Wednesday, November 7, 2012

Using Social Stories

I love the idea of social stories.  Before I returned to school, I worked as a classroom aide at a program for kids with emotional and behavioral disturbances.  The last couple of years I worked there, we had a couple of students with Asperger's.  Both of them were pretty high-functioning and were very coachable when it came to social skills.  However, they were both very thrown off by any break from the regular routine.  Any time we knew the day was going to be out of the ordinary, some of the staff worked together to make social stories.  For example, one year the whole program went bowling at the end of the year.  One of the social workers went to the bowling alley and took pictures of the front of the alley, the ball racks, the lanes, the shoe counter etc.  I then put them together in a book that walked the kids through the day and gave each boy a copy.  "I will come to school.  I was eat breakfast with my class like always.  Around 9:30, I will get on a bus.  We will ride to the bowling alley.  I will go to the counter and get a pair of bowling shoes." etc.  I think they were very effective and the boys loved them.  We made hard copies of them which I really liked because they could carry them around.  We even took them to the bowling alley with us, and if one of them started to look a little overwhelmed, someone sat down with him and went through the story with him.  In addition to just offering a distraction, it reassured him that he did know what was going to happen next and that it was going to be okay.

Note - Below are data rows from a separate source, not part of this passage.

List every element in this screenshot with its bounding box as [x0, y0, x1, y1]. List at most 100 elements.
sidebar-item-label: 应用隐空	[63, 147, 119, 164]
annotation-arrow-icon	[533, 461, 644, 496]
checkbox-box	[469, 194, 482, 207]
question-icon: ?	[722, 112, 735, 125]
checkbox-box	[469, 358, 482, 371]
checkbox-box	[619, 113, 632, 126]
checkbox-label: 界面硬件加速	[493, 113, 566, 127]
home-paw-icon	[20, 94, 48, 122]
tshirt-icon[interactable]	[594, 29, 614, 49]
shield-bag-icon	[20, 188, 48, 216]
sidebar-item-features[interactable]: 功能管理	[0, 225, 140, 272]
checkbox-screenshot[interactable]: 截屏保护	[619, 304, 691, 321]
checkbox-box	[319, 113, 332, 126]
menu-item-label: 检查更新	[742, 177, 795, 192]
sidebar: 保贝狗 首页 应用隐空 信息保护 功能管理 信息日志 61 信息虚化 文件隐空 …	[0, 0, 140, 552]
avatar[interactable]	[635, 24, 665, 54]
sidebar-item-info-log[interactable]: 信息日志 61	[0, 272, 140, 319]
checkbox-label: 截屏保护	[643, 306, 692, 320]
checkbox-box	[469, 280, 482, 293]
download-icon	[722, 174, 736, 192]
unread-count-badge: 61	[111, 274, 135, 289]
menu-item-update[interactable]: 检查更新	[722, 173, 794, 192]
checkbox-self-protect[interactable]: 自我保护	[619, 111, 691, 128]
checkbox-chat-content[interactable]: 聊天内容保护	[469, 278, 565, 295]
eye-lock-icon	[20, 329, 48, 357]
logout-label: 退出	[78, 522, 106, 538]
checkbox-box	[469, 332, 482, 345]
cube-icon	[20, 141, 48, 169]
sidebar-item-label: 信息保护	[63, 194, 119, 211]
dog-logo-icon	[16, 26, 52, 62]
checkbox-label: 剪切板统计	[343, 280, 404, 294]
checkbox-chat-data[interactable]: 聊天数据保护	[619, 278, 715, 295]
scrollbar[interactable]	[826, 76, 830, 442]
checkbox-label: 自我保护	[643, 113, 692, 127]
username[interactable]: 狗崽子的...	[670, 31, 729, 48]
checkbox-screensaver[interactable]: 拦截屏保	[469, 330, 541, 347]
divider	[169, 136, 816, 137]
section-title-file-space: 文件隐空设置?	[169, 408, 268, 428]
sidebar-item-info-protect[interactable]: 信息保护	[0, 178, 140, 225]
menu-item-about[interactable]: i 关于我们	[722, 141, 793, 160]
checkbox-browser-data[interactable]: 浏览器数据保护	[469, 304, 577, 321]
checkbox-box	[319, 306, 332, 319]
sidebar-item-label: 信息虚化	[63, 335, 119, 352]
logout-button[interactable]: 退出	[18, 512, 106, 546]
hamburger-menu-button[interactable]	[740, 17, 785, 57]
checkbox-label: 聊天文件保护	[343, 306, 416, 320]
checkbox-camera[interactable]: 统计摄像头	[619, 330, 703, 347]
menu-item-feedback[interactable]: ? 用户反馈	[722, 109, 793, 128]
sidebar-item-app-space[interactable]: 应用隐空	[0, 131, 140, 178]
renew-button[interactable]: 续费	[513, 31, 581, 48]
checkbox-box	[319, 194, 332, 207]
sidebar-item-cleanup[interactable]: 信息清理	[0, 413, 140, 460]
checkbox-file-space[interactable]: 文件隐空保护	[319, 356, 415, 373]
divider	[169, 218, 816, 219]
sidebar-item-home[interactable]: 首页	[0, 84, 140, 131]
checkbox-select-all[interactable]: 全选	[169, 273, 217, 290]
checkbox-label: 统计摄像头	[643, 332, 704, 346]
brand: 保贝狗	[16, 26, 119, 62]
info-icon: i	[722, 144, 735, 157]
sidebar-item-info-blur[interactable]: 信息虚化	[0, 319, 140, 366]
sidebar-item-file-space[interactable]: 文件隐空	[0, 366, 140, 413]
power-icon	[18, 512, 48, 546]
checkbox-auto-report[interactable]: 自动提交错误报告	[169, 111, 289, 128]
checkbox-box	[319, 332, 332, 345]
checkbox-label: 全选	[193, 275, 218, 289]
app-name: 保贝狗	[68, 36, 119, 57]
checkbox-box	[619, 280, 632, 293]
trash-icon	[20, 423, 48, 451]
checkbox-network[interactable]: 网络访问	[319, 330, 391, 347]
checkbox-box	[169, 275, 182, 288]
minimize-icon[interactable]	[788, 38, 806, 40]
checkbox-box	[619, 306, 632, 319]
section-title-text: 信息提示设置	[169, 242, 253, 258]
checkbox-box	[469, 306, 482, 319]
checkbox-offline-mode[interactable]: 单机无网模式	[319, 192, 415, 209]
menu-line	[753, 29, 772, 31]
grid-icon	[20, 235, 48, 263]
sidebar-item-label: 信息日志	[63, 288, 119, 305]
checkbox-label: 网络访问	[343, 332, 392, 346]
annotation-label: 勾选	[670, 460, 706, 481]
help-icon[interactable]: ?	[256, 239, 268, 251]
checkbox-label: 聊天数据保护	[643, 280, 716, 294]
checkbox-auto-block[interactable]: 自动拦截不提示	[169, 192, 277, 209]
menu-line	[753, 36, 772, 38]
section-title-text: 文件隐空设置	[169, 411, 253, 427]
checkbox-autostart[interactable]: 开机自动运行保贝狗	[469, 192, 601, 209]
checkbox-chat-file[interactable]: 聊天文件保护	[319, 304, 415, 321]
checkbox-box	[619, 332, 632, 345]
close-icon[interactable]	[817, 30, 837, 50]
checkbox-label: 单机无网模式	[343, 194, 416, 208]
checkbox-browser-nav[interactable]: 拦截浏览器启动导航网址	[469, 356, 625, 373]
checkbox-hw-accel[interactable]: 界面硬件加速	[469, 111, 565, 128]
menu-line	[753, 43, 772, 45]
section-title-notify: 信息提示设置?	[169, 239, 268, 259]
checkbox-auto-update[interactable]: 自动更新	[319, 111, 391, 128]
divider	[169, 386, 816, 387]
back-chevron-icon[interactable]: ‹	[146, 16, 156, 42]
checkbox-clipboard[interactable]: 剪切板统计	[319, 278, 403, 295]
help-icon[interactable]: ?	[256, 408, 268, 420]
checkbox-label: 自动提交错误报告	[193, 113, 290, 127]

I think Cori More perfectly summed up what I like the most about social stories. "Because the stories are individualized, they can be tailored to meet the needs of each learner."  In what little experience I have with autism, I know that you can have five students with autism and every single one of them will be different.  Some of them will need more guidance in peer interaction, some of them will need more reminders about routines, some of them will need more guidance in classroom behavior.  A social story can easily be made to address any issue in any of those categories.  Each child will probably also have specific needs and that's adjustable too.  Digital stories can be created for students who have difficulties manipulating the pages of a book or who need audio.  Text can be included for students who have difficulties focusing on spoken words.  Text and audio can go hand-in-hand for students who do better with the double reinforcement.

I also really liked the discussion at Healing Thresholds about why social stories seem to work with kids who have autism.  At first, it does seems kind of strange that kids might learn better through them than through a real person instructing them, but it does make sense that kids who are frustrated by social interactions might be so distracted by their relationship with the person teaching them that they lose what's being said.  Removing that interaction frees them up to focus on the information at hand.

I'd never used Photo Story before and I was really surprised at how quick and easy it was.  I spent more time finding photos that worked than I did actually putting the story together.  In the real-life scenario I mentioned above, when I had photos of my own, it would have been a very easy process.  I decided to focus on something I saw students struggle with - playing games with peers.  A number of things seemed to cause problems - agreeing on a game, taking turns, not making negative comments to peers ("Boy, that was a stupid move!") - so I made sure to include them.  I had students who weren't on the autism spectrum who had similar difficulties with peer interaction so while everything we read stressed how great social stories are for those on the spectrum, I think it's important to realize that they're adaptable to all kinds of students with all kinds of needs.